New life is springing from Albuquerque’s recycled materials.
A new partnership between the city of Albuquerque and Growstone, a subset of Santa Fe-based company Earthstone, has landfill glass waste being turned into a hydroponic gardening tool.
“Glass makes up about 8 percent of municipal landfills,” said Patrick Beare, Growstone’s vice president of sales. “And it takes about 4,000 years for glass to decompose on a landfill.”
The city of Albuquerque landfill pulverizes glass bottles, which Growstone then grinds to a powder and runs through a kiln, said Andy Hernandez, Earthstone director of operations.
“Seventy-one minutes later it comes out — it’s like baking a cake!” he said.
Hernandez said the growstones are cut from pieces of baked powder to form hydroponic stones that are used in place of soil.
“The roots of the plant actually grow around our material,” he said. “What happens is our material absorbs the water and when the roots get thirsty, they draw from our material automatically. What that means is less water, and more consistent water, but no soil.”
Maria Colbert, an Albuquerque Hydroponics representative, said the store has carried Santa Fe Earthstone products for two years, and they are useful.

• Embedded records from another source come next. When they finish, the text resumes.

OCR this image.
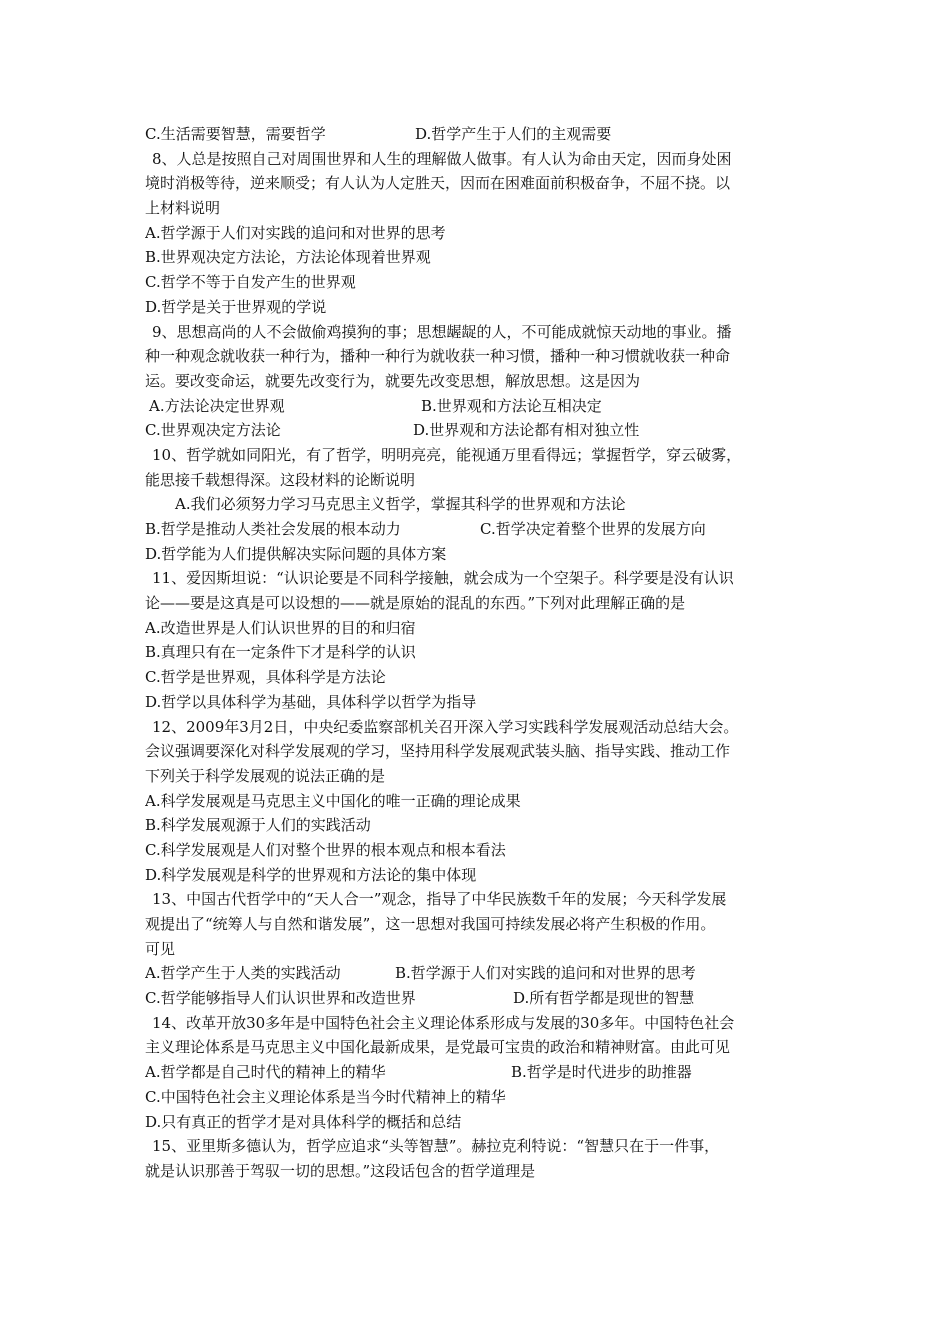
C.生活需要智慧，需要哲学	D.哲学产生于人们的主观需要
8、人总是按照自己对周围世界和人生的理解做人做事。有人认为命由天定，因而身处困
境时消极等待，逆来顺受；有人认为人定胜天，因而在困难面前积极奋争，不屈不挠。以
上材料说明
A.哲学源于人们对实践的追问和对世界的思考
B.世界观决定方法论，方法论体现着世界观
C.哲学不等于自发产生的世界观
D.哲学是关于世界观的学说
9、思想高尚的人不会做偷鸡摸狗的事；思想龌龊的人，不可能成就惊天动地的事业。播
种一种观念就收获一种行为，播种一种行为就收获一种习惯，播种一种习惯就收获一种命
运。要改变命运，就要先改变行为，就要先改变思想，解放思想。这是因为
A.方法论决定世界观	B.世界观和方法论互相决定
C.世界观决定方法论	D.世界观和方法论都有相对独立性
10、哲学就如同阳光，有了哲学，明明亮亮，能视通万里看得远；掌握哲学，穿云破雾，
能思接千载想得深。这段材料的论断说明
A.我们必须努力学习马克思主义哲学，掌握其科学的世界观和方法论
B.哲学是推动人类社会发展的根本动力	C.哲学决定着整个世界的发展方向
D.哲学能为人们提供解决实际问题的具体方案
11、爱因斯坦说：“认识论要是不同科学接触，就会成为一个空架子。科学要是没有认识
论——要是这真是可以设想的——就是原始的混乱的东西。”下列对此理解正确的是
A.改造世界是人们认识世界的目的和归宿
B.真理只有在一定条件下才是科学的认识
C.哲学是世界观，具体科学是方法论
D.哲学以具体科学为基础，具体科学以哲学为指导
12、2009年3月2日，中央纪委监察部机关召开深入学习实践科学发展观活动总结大会。
会议强调要深化对科学发展观的学习，坚持用科学发展观武装头脑、指导实践、推动工作
下列关于科学发展观的说法正确的是
A.科学发展观是马克思主义中国化的唯一正确的理论成果
B.科学发展观源于人们的实践活动
C.科学发展观是人们对整个世界的根本观点和根本看法
D.科学发展观是科学的世界观和方法论的集中体现
13、中国古代哲学中的“天人合一”观念，指导了中华民族数千年的发展；今天科学发展
观提出了“统筹人与自然和谐发展”，这一思想对我国可持续发展必将产生积极的作用。
可见
A.哲学产生于人类的实践活动	B.哲学源于人们对实践的追问和对世界的思考
C.哲学能够指导人们认识世界和改造世界	D.所有哲学都是现世的智慧
14、改革开放30多年是中国特色社会主义理论体系形成与发展的30多年。中国特色社会
主义理论体系是马克思主义中国化最新成果，是党最可宝贵的政治和精神财富。由此可见
A.哲学都是自己时代的精神上的精华	B.哲学是时代进步的助推器
C.中国特色社会主义理论体系是当今时代精神上的精华
D.只有真正的哲学才是对具体科学的概括和总结
15、亚里斯多德认为，哲学应追求“头等智慧”。赫拉克利特说：“智慧只在于一件事，
就是认识那善于驾驭一切的思想。”这段话包含的哲学道理是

“They hold a lot of moisture as well as they are really airy. For people who want to use it as soil, you can use it instead of perlite. It has got multiple different uses that you could utilize it for,” she said. “They are a local product. The people that are trying to support that — it definitely helps out.”
Beare said the company foresees the product becoming popular in the future, as it is one of the first hydroponic growing media in a long time.
“A lot of people think that just because they put glass in this recycling bin that it is actually being made into something else, and that is not always true,” he said. “We are able to take this glass and use it and make it into a product that you can actually grow things from.”
Beare said glass is difficult to recycle because it has to be sorted by color.
“We as a country only recycle between 28 to 34 percent of the glass we produce,” he said. “Many cities will only sort out the glass because it takes up so much room in a landfill that they crush it and then bury it. It takes clear glass to make a recycled clear jar.”
The stones have benefits over soil and other hydroponic mechanisms, Hernandez said.
“Our material is so lightweight,” he said. “It weighs 12 pounds per cubic foot, so it can be used on rooftops and high-rise buildings. We had several tests done at the University of Arizona versus our competitors, and what they found was that our product uses less water and provides a sweeter fruit.”
Beare said Growstone has plans to process other landfill waste.
“Eventually we will be using the methane that is being produced from the landfill to run our kiln,” he said. “Also, we don’t use water to produce our product. It is a dry process, so that is another reason why our product is so green.”